Most of the reason we are re-commissioning a nuclear power plant is demand for quantity, not quality. If demand for compute had scaled this fast in the 1970’s, the sudden need for billions of CPUs would not have disproven Moore’s law.

It is also true that mere doubling of training data quantity does not double output quality, but that’s orthogonal to power demand at inference time. Even if output quality doubled in that case, it would just mean that much more demand and therefore power needs.

kevindamm 4 days ago | parent | prev | next [-]

Transformers can train models with much larger parameter sizes compared to other model architectures (with the same amount of compute and time), so it has an evident advantage in terms of being able to scale. Whether scaling the models up to multi-billion parameters would eventually pay out was still a bet but it wasn't a wild bet out of nowhere.

4 days ago | parent | prev | next [-]
[deleted]
stavros 4 days ago | parent | prev | next [-]

I assume the cost was just very low? If it was 50-100k, maybe they figured they'd just try and see.

reasonableklout 4 days ago | parent [-]

Oh yes, according to [1], training GPT-2 1.5B cost $50k in 2019 (reproduced in 2024 for $672!).

[1]: https://www.reddit.com/r/mlscaling/comments/1d3a793/andrej_k...

stavros 4 days ago | parent [-]

That makes sense, and it was definitely impressive for $50k.
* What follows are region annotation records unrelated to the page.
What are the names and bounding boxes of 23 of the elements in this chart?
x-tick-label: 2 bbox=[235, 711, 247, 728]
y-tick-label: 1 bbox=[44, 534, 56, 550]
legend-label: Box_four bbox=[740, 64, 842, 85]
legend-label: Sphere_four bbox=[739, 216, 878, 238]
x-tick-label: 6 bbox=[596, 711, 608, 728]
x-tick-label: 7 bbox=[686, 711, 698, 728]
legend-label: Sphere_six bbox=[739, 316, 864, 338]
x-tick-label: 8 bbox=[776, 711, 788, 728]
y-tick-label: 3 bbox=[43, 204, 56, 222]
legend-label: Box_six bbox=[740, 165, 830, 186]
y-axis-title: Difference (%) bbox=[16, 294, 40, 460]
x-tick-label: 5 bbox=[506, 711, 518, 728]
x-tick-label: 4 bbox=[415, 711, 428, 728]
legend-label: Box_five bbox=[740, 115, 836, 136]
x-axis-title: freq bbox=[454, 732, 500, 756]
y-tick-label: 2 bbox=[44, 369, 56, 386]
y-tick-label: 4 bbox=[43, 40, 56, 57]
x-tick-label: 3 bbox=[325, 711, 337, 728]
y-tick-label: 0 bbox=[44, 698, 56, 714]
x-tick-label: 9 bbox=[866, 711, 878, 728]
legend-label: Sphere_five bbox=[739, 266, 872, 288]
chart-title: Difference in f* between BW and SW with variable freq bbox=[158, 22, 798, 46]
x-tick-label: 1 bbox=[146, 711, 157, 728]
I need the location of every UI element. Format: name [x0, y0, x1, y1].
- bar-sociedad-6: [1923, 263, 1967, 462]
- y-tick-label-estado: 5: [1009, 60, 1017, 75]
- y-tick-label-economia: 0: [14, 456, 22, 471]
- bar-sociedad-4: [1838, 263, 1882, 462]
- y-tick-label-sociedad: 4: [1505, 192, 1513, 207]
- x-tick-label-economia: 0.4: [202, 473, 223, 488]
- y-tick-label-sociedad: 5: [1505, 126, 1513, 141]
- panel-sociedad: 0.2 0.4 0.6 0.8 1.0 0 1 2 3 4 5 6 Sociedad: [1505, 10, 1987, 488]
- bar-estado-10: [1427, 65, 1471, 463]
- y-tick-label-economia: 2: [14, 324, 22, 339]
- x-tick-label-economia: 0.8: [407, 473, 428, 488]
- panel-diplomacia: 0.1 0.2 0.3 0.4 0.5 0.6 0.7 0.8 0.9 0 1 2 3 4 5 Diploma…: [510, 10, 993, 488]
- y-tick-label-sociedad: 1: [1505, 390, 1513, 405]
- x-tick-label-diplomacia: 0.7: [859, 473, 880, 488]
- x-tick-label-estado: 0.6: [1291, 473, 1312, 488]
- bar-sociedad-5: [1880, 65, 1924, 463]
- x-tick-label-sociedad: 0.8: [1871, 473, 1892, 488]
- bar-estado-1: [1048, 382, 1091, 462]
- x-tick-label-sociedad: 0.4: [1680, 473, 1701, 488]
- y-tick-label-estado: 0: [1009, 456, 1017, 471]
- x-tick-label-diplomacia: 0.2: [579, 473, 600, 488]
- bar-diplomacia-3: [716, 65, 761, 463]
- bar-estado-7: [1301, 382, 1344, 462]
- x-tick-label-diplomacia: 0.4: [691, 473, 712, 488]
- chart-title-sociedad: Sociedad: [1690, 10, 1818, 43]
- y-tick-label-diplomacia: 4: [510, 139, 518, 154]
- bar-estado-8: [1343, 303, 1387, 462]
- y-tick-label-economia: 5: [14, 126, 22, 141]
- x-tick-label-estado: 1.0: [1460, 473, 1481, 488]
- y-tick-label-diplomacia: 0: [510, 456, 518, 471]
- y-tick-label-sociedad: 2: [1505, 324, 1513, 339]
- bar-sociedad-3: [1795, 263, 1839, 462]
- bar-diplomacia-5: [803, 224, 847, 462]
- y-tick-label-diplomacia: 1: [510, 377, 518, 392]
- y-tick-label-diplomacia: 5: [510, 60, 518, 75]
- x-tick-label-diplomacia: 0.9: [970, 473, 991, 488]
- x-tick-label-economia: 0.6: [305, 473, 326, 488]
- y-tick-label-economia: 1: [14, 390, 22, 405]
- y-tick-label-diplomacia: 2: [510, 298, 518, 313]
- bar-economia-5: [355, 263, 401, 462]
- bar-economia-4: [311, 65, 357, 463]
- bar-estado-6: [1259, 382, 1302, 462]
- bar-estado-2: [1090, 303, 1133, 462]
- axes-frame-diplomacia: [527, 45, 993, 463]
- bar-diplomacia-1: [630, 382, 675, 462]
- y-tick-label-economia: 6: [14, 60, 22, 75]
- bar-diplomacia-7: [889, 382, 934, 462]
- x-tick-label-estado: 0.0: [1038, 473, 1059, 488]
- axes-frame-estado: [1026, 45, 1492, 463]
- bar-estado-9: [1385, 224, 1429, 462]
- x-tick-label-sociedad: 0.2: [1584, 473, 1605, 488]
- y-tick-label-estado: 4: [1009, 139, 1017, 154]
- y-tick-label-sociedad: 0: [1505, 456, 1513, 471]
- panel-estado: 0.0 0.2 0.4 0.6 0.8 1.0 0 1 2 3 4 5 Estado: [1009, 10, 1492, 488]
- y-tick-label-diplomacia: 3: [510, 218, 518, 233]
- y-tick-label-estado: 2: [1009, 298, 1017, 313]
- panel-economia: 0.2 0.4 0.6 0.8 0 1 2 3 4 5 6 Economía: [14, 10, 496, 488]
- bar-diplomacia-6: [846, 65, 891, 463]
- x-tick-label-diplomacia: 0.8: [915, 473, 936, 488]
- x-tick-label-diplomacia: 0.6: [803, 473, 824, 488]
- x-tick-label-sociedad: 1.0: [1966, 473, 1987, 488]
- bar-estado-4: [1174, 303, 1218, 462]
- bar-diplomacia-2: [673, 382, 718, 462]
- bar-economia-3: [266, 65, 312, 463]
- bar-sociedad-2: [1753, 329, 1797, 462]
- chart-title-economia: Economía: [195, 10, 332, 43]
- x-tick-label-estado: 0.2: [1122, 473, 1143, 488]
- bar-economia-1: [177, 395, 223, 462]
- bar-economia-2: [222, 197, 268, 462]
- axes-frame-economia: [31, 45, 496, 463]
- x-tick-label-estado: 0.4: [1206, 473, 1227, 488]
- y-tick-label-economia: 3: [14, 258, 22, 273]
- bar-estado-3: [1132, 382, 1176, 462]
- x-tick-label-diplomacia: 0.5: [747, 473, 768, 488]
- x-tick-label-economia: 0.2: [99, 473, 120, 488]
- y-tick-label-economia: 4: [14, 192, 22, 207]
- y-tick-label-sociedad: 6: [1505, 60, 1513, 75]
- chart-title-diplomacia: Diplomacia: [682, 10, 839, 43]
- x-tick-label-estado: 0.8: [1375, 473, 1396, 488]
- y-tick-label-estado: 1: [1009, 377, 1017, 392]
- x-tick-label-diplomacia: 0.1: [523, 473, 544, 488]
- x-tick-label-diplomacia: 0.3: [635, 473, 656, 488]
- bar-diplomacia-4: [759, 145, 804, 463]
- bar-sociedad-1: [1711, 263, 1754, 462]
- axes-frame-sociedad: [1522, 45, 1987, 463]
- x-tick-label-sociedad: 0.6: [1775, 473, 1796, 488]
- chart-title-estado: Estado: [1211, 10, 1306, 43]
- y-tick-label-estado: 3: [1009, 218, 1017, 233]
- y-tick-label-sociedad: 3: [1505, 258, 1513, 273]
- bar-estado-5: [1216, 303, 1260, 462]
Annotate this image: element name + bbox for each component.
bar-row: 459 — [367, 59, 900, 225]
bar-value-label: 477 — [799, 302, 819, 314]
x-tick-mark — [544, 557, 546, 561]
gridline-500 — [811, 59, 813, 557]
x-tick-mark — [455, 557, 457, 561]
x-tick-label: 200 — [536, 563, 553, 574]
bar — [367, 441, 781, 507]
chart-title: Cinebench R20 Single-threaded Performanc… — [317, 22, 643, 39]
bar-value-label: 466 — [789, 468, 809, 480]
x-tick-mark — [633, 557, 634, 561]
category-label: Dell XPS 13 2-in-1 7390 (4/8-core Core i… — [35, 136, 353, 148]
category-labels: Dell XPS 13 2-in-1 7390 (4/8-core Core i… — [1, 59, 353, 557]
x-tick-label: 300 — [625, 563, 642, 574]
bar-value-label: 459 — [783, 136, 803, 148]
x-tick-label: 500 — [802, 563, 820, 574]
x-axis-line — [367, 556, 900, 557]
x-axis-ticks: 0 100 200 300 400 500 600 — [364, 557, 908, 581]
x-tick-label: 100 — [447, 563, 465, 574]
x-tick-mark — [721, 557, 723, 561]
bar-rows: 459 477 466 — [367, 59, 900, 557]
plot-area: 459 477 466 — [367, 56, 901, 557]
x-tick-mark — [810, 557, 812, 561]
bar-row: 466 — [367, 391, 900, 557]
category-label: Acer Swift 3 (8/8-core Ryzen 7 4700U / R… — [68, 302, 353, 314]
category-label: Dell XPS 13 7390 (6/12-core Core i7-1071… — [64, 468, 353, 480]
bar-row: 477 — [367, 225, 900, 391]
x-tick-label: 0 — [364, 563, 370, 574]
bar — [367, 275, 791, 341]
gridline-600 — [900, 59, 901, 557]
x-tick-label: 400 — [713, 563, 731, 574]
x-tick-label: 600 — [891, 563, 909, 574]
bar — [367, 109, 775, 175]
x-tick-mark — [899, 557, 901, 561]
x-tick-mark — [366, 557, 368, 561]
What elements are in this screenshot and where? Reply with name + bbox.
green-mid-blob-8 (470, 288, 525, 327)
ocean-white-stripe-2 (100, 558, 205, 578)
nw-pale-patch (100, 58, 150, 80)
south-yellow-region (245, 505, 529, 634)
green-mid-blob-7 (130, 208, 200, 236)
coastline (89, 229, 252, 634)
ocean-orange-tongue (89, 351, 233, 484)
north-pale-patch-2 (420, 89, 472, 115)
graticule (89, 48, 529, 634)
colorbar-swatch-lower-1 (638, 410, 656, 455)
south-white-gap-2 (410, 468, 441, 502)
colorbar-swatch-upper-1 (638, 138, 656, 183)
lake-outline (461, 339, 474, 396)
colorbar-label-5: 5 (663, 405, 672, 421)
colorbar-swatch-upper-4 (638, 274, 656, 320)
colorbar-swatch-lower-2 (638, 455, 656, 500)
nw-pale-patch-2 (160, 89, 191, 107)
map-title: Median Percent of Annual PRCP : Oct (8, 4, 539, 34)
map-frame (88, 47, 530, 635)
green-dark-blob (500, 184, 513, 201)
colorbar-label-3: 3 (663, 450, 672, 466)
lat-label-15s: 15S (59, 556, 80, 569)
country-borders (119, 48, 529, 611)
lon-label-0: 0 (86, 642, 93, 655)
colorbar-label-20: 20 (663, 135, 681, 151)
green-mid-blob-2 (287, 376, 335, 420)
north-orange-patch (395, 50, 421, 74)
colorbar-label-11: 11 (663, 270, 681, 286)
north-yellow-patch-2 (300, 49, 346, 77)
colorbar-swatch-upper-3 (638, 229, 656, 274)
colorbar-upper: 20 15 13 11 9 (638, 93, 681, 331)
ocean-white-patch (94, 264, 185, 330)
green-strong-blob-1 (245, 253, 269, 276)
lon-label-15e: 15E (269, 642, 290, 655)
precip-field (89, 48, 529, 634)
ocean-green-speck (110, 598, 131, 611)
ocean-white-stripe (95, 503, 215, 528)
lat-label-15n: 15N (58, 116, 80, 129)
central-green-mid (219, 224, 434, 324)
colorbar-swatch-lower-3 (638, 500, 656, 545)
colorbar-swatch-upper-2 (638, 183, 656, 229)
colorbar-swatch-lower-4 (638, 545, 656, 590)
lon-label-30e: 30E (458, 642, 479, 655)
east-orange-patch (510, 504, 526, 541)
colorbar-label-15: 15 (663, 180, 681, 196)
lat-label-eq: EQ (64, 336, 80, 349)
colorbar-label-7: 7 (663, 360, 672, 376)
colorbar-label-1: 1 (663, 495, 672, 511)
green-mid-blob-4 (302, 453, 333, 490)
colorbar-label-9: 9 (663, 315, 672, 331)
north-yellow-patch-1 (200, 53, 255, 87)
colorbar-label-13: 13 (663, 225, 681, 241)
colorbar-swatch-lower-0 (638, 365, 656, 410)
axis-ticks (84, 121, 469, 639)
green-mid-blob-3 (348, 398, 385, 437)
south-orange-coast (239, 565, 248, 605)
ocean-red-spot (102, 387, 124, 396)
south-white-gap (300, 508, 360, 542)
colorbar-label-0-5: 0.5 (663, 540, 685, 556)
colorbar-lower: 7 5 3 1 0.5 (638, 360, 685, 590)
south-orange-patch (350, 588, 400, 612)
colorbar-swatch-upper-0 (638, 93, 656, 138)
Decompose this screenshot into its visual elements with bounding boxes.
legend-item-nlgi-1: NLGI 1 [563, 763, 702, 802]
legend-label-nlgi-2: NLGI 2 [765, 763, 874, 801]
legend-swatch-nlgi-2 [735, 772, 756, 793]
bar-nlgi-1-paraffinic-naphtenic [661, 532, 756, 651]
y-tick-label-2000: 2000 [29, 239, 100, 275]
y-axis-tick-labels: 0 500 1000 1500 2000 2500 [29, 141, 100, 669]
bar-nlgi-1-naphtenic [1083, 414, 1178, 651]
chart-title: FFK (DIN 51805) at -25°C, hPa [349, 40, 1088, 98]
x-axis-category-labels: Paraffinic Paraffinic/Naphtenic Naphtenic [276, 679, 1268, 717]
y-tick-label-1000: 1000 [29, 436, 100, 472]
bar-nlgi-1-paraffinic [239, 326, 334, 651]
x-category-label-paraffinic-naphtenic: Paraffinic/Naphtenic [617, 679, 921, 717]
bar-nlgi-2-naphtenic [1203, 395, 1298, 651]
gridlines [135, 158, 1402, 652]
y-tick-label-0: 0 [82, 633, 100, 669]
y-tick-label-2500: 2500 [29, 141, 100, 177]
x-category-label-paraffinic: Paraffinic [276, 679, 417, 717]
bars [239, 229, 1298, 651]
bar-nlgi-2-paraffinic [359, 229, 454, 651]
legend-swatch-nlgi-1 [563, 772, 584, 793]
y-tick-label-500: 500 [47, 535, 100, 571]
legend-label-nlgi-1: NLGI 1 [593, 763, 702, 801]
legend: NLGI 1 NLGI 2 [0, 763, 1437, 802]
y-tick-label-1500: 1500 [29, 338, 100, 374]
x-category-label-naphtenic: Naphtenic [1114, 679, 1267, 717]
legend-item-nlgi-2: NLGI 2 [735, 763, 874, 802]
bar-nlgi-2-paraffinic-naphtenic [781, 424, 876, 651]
therein 4 days ago | parent | prev [-]

Probably prior DARPA research or something.

Also slightly tangentially, people will tell me it is that it was new and novel and that's why we were impressed but I almost think things went downhill after ChatGPT 3. I felt like 2.5 (or whatever they called it) was able to give better insights from the model weights itself. The moment tool use became a thing and we started doing RAGs and memory and search engine tool use, it actually got worse.

I am also pretty sure we are lobotomizing the things that would feel closer to critical thinking by training it to be sensitive of the taboo of the day. I suspect earlier ones were less broken due to that.

How would it distinguish and decide between knowing something from training and needing to use a tool to synthesize a response anyway?